As the trend toward interdisciplinary studies blurs boundaries, it is becoming more difficult to assign particular research to an individual discipline. Shoreline morphology was once a topic left to geologists, but in the past decade physical types have become intrigued by the interactions between flow and bed shapes on the beach and shoreface. In the past, only geologists could get excited about particle-size distributions; now chemists realize the relationships between size and the fate of particle-reactive chemical species. Sediment transport was once the domain of geologists, but now larval dispersal and benthic recruitment are closely linked to this field of study. So is there anything left that is uniquely geological? Yes.

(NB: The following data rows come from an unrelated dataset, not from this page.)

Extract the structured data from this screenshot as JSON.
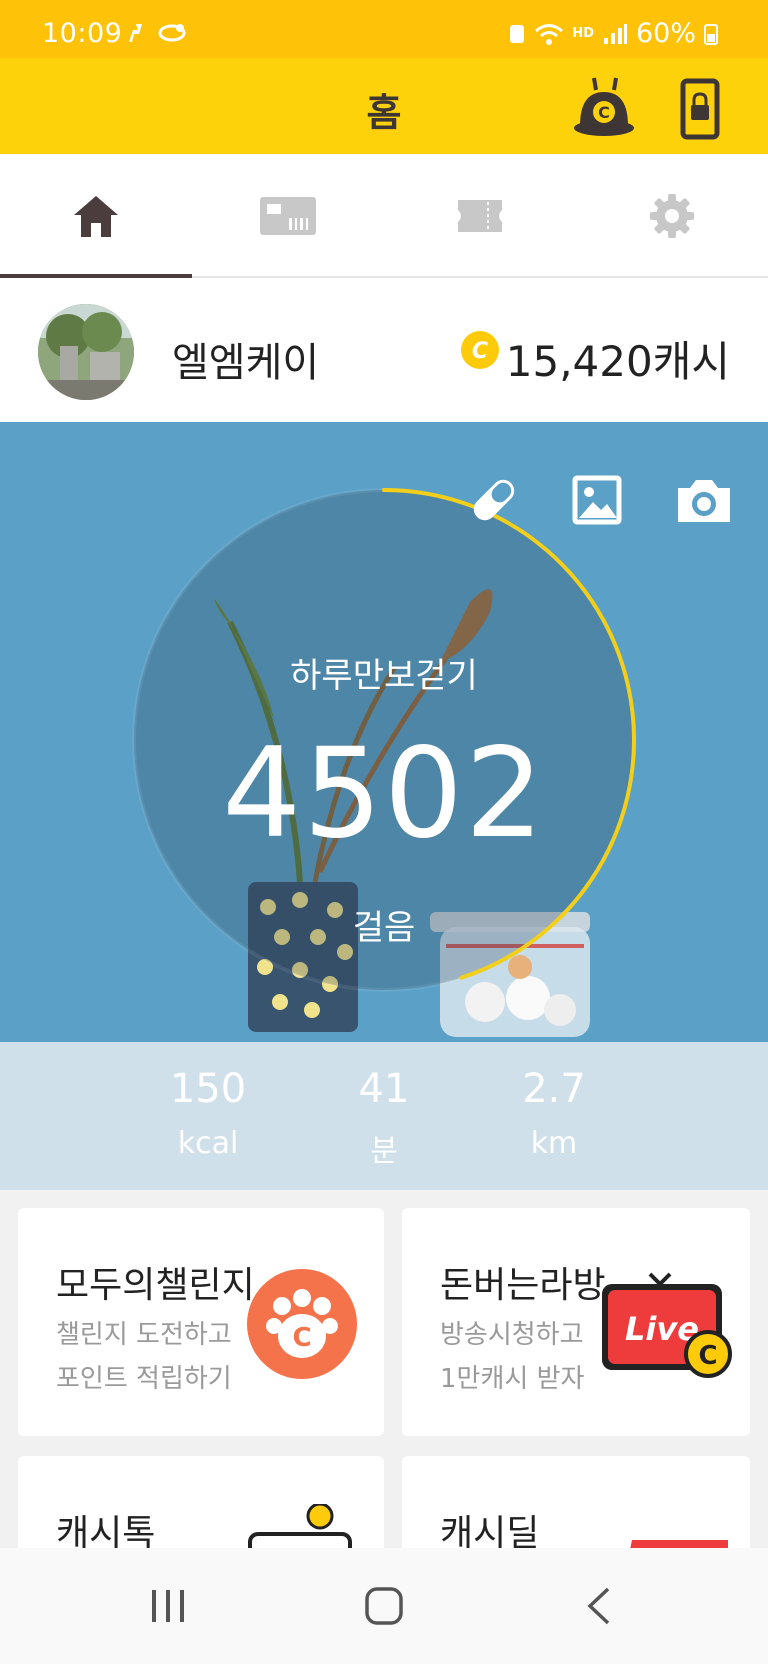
{
  "status_bar": {
    "time": "10:09",
    "battery": "60%",
    "hd_label": "HD"
  },
  "app_bar": {
    "title": "홈"
  },
  "tabs": [
    {
      "name": "home",
      "active": true
    },
    {
      "name": "gift",
      "active": false
    },
    {
      "name": "ticket",
      "active": false
    },
    {
      "name": "settings",
      "active": false
    }
  ],
  "profile": {
    "name": "엘엠케이",
    "cash": "15,420캐시",
    "coin_letter": "C"
  },
  "hero": {
    "label_top": "하루만보걷기",
    "steps": "4502",
    "label_bottom": "걸음",
    "progress": 0.45,
    "stats": [
      {
        "value": "150",
        "unit": "kcal"
      },
      {
        "value": "41",
        "unit": "분"
      },
      {
        "value": "2.7",
        "unit": "km"
      }
    ]
  },
  "cards": [
    {
      "title": "모두의챌린지",
      "line1": "챌린지 도전하고",
      "line2": "포인트 적립하기"
    },
    {
      "title": "돈버는라방",
      "line1": "방송시청하고",
      "line2": "1만캐시 받자",
      "badge": "Live"
    },
    {
      "title": "캐시톡"
    },
    {
      "title": "캐시딜"
    }
  ],
  "colors": {
    "accent": "#fed20a",
    "status_bar": "#fec309",
    "text_dark": "#3e3535",
    "progress_arc": "#f3cf1a"
  }
}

Many oceanographers measure a property in the water column or seabed and construct a one-dimensional profile. Sometimes a transect of profiles or a series of transects create two- or three-dimensional descriptions of a variable, which can be used to interpret processes. The more motivated studies will include time-series observations, to determine how the variable changes over a tidal cycle, a storm, or a season. We applaud the monumental effort to continue Alistair Hardy’s measurements over time scales of decades. However, time-series observations are difficult, expensive, and limited. Wouldn’t it be nice to put our observations more easily into a temporal perspective—to have a natural record of coastal oceanic processes that spanned centuries and millennia. This is possible through the study of sedimentary strata.
The strata preserved within the seabed record evidence of past oceanic processes. For continental margins, high accumulation rates provide the added benefit of a high-resolution record of processes. The keys to employing sedimentary strata effectively are two-fold: 1) documenting the record; 2) reading the record. The former involves direct (e.g., coring, drilling) and indirect (e.g., seismic profiling) investigation of the seabed, to identify as well as possible the clues preserved. The latter requires insights (e.g., through field and lab studies) regarding how to interpret the clues, and how to extrapolate (e.g., through modeling) to conditions impossible to observe. The potential is to add a fourth dimension to studies of the coastal ocean, and this is the unique contribution that geological oceanographers provide.